In essence, DAC makers know that the filters they're making in the DAC have to reconstruct the waveform, and when they do this, they know that they have to account for these ripples so that their DAC doesn't clip. This is also one of the ways DACs got better over the decades: their makers got way better at filter design, and compensating for those designs. They also developed new methods, but most newer methods like Delta Sigma still involve low pass reconstruction filters. When we're talking about reproduction here, that headroom is usually more than enough to take care of that errant peak missing in the sine wave. An astute reader would ask: hold on a minute, are you saying that the Gibbs Phenomenon caused by the filter is somehow more important than true peaks that might be lurking in my audio? We'll get back to that in a minute.

First, some direct quotes from the standards bodies:

  • In general, the higher the frequency of the peak-sample metered signal, the worse the potential error (AES-R7)
  • TP meters still have a max under-read up to 0.6 dB (AES-R7)
  • …true peak limiting more than about 1dB may produce more audible artifacts than simply letting audio material clip (AES-2023-F)

Yes that's right. Before they get down to it, these documents let you know that true peaks only really matter for rather high frequencies (you know, the ones that aren't anywhere near 0 dB in your mix, that true peak meters "underread" the peaks, and that true peak limiting to any real degree sounds worse than just letting them clip. To understand why high frequencies are the problem, consider a slow sine wave. A lot more of the overall sine wave is sampled, meaning there's less "space" between samples over the course of one cycle. That means there's not a lot of room to misread. At high frequencies, the opposite is true. That's why to find true peaks, you have to oversample. You have to add more samples to cover more of the waveform, so you "miss" by less.

So, how do you oversample? You use filters. I love learning about filters. Oversampling filters, IIR filters, polyphase filters, SEM filters, ladder filters, state variable filters, you name it. But one thing I know is that every filter changes the shape of the waveform differently. I also know that the steeper and higher up towards Nyquist, usually the bigger the overshoot. Oversampling filters are no exception. So, if we have to oversample to measure a true peak how do we know what filter to use? We don't. From the standard: "One set of filter coefficients (for the order 48, 4-phase, FIR interpolating) that would satisfy the requirements would be as follows..." That's right, here's an example, but use whatever. Guess what different filters will have? Different ripple. That's why your meter in Logic Pro vs Brainworx meters vs Ozone vs meter-of-the-day have different readings!

Back to our question: are these Gibbs ripples larger than the true peaks we're supposedly trying to measure?
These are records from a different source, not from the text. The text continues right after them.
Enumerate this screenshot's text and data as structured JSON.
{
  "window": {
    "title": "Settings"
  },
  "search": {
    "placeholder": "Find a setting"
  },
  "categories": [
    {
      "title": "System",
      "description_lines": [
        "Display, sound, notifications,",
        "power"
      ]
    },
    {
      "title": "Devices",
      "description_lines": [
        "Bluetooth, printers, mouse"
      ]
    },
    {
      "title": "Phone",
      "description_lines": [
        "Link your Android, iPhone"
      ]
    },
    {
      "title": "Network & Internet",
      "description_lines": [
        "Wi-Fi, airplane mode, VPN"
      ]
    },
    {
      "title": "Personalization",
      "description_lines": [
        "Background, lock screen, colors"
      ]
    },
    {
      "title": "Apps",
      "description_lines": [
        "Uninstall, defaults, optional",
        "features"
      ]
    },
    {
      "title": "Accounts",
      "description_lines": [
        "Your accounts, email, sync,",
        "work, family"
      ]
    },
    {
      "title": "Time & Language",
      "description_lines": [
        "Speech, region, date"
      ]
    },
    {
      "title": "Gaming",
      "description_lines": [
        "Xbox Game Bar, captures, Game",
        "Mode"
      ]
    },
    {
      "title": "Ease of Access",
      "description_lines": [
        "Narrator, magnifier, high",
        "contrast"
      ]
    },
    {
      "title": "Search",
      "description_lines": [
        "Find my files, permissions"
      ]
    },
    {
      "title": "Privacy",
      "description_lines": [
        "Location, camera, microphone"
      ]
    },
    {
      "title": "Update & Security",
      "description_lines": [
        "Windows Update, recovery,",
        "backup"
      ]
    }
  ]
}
The answer is: they're inseparable. The reading you get is simply how the oversampling filter you choose will reconstruct the waveform. Your true peak meter is basically measuring itselfNothing "true" about that, unless you love tautologies. In essence, all this is fuzzy, unmeasurable stuff that matters more for the playback system and down-the-line processing than it does for you. That's one of the main reasons given to care about this stuff. But if the people down the line can't be trusted with your music because they might use different filters than you, and there's no precise measurement, and the playback system is the arbiter anyway, what control do you really have over this? Not a lot. Just pick a number, there is no "truth." Maybe it's just a way to sell more meters...

When it comes down to it, I may still put a true peak mode in Master Plan 2, because some people don't have a choice: they're given technical requirements, and they have to meet them. But there are all sorts of other silly things people say about measurements and loudness, and if you want to know my full take, you can watch my talk at ADC. But until then, it's probably worth ignoring things you can't even hear.